New drug-resistance test uses molecular beacons
New drug-resistance test uses molecular beacons
Advantages include speed, high specificity
In the past year, a handful of molecular-based tests have been developed for drug susceptibility to tuberculosis. Researchers at Montefiore Medical Center report on an innovative yet relatively simple test using a genetic approach that is highly specific to rifampin and is being tested on several other TB drugs as well.
The test takes advantage of the fact that the TB genome is highly conserved, meaning that a mutation in a drug-resistant strain almost always indicates the strain is drug-resistant and that wild-type strains are always drug-sensitive, says David Alland, MD, assistant professor of medicine at Albert Einstein College of Medicine in Philadelphia and attending physician at Montefiore Medical Center in Bronx, NY.
Alland and his colleagues have developed the test using molecular beacons or fluorescent probes, which are highly specific to the DNA strain for which they are made. The results of the test on rifampin-resistant strains were published in the most recent issue of Nature Biotechnology.
"We can use them to probe areas of the TB genome in a PCR assay and see whether that area is wild-type or not because if there are any mutations, they will not fluoresce," he explains.
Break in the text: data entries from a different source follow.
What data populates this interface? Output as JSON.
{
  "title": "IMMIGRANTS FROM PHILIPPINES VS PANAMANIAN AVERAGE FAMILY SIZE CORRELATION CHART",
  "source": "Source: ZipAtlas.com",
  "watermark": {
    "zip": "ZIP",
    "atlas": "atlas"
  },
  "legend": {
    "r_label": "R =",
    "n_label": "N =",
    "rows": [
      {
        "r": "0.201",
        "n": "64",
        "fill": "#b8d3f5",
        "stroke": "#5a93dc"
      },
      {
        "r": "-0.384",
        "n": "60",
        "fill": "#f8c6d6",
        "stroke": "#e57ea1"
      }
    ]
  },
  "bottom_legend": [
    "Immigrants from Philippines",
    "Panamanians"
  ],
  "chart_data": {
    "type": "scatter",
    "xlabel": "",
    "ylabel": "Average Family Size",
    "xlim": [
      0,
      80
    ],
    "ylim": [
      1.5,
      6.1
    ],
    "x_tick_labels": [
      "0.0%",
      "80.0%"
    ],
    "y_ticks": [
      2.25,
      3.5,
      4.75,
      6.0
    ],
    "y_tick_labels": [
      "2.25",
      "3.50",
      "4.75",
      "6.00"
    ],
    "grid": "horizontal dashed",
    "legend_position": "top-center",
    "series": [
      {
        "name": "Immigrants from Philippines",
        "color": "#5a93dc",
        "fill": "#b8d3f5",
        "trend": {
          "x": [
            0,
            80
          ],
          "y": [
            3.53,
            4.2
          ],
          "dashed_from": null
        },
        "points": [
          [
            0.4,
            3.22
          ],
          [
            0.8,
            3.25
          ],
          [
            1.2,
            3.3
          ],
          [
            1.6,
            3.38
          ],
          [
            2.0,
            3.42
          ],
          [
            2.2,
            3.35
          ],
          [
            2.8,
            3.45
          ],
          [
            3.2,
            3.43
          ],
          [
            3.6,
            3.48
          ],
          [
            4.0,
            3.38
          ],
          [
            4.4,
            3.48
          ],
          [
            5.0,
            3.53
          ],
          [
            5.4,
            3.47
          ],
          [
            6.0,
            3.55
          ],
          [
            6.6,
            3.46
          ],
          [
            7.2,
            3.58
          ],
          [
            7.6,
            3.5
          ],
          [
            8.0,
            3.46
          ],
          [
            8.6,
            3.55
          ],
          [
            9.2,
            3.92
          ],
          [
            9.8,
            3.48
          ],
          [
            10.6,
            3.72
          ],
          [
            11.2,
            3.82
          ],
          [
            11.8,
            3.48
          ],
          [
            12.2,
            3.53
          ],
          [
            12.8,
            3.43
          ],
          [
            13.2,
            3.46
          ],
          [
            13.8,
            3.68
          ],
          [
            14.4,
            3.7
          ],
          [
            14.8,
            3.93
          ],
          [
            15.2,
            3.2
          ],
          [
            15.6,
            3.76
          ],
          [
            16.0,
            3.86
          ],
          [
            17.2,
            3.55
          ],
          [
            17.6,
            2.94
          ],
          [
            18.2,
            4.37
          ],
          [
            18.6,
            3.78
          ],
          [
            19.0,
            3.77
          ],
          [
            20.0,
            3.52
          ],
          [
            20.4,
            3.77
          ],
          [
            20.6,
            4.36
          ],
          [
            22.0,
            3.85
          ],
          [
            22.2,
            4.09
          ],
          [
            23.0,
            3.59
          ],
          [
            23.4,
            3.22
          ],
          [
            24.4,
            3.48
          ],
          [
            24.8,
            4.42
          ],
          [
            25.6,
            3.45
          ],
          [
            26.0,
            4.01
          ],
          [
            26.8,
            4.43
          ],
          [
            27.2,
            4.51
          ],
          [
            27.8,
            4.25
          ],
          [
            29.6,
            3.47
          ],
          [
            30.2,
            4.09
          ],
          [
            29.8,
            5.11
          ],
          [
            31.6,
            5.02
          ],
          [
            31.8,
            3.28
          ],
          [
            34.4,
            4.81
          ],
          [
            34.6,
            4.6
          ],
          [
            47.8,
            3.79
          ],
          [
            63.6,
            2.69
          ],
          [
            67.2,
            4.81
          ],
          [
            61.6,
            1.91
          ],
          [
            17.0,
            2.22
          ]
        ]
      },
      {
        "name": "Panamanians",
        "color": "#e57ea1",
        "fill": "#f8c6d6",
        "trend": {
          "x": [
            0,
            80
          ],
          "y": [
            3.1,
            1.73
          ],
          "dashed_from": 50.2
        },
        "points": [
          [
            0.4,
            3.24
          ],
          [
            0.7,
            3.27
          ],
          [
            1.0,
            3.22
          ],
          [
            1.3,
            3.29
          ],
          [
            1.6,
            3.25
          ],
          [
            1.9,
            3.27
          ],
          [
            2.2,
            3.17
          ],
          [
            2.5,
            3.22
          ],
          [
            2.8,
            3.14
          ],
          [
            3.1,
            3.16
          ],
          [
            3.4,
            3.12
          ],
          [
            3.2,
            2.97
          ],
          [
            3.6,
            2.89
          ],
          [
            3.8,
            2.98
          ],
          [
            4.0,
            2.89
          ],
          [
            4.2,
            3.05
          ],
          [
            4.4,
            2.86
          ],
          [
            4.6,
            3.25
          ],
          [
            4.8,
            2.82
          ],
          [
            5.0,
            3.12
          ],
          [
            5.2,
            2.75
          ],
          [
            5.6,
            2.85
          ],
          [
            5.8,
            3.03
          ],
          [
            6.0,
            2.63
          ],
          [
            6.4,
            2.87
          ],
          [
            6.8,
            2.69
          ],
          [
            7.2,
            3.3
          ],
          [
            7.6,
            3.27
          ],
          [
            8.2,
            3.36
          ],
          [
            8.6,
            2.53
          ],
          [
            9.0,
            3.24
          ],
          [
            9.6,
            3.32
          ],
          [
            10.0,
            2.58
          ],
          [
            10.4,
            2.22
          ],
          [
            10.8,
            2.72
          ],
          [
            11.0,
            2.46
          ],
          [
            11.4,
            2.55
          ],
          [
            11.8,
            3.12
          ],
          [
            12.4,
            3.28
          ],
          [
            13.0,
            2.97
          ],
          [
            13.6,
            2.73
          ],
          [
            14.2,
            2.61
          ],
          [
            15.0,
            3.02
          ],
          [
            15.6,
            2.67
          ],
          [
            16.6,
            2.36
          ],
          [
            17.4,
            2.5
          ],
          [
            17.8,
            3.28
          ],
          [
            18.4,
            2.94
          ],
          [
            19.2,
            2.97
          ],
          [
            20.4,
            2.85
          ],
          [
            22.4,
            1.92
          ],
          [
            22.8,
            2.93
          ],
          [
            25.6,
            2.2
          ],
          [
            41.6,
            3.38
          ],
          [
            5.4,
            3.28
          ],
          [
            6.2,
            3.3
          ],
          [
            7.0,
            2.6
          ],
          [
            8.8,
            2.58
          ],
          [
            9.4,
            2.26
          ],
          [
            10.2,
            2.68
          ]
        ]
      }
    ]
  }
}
One advantage of a test based on molecular beacons is they are relatively simple yet robust. A sample is placed in several tubes, the beacons are put inside the tubes, the assay is performed, and then the fluorescence is analyzed. The procedure takes only three hours. But equally important, the tubes never have to be opened, thus exposing them to contamination, which is a major concern in high-volume labs.
"Other nucleic acid-based amplification techniques all require that the tubes be opened and analyzed in some way," he says. "We believe it is something that is not going to work either in labs that do high through-put or certainly in developing countries where tubes have to stay closed."
Currently, the test requires five tubes, but Alland expects the number can be reduced to one for labs that have the appropriate technology. Although an expensive PCR machine is required, it is possible to read the fluorescence simply by placing the tubes in a UV box. "We are getting close but not there yet to having a very simple assay for drug-resistance testing. You just do a simple PCR assay and take the tubes and see if they glow, and that is about as simple as you can get with an amplification-based technique," he adds.
So far, the test has been run on 75 isolates cultured on solid media L-J slants and correctly identified all of the drug-resistant strains. The next step is to use the test on clinical samples. Alland expects the test also could be used on positive smears. Currently, the assay is being tested on other TB drugs, including isoniazid, but the results have not been published.
As with other nucleic acid-based diagnostics, the test requires expensive technology. The goal, Alland says, is to develop an inexpensive kit that can be used commercially. He knows making that leap can prove difficult.
"There are a number of tests being developed, and all have their shortcomings," he says. "Possibly ours has not been around long enough to find a shortcoming."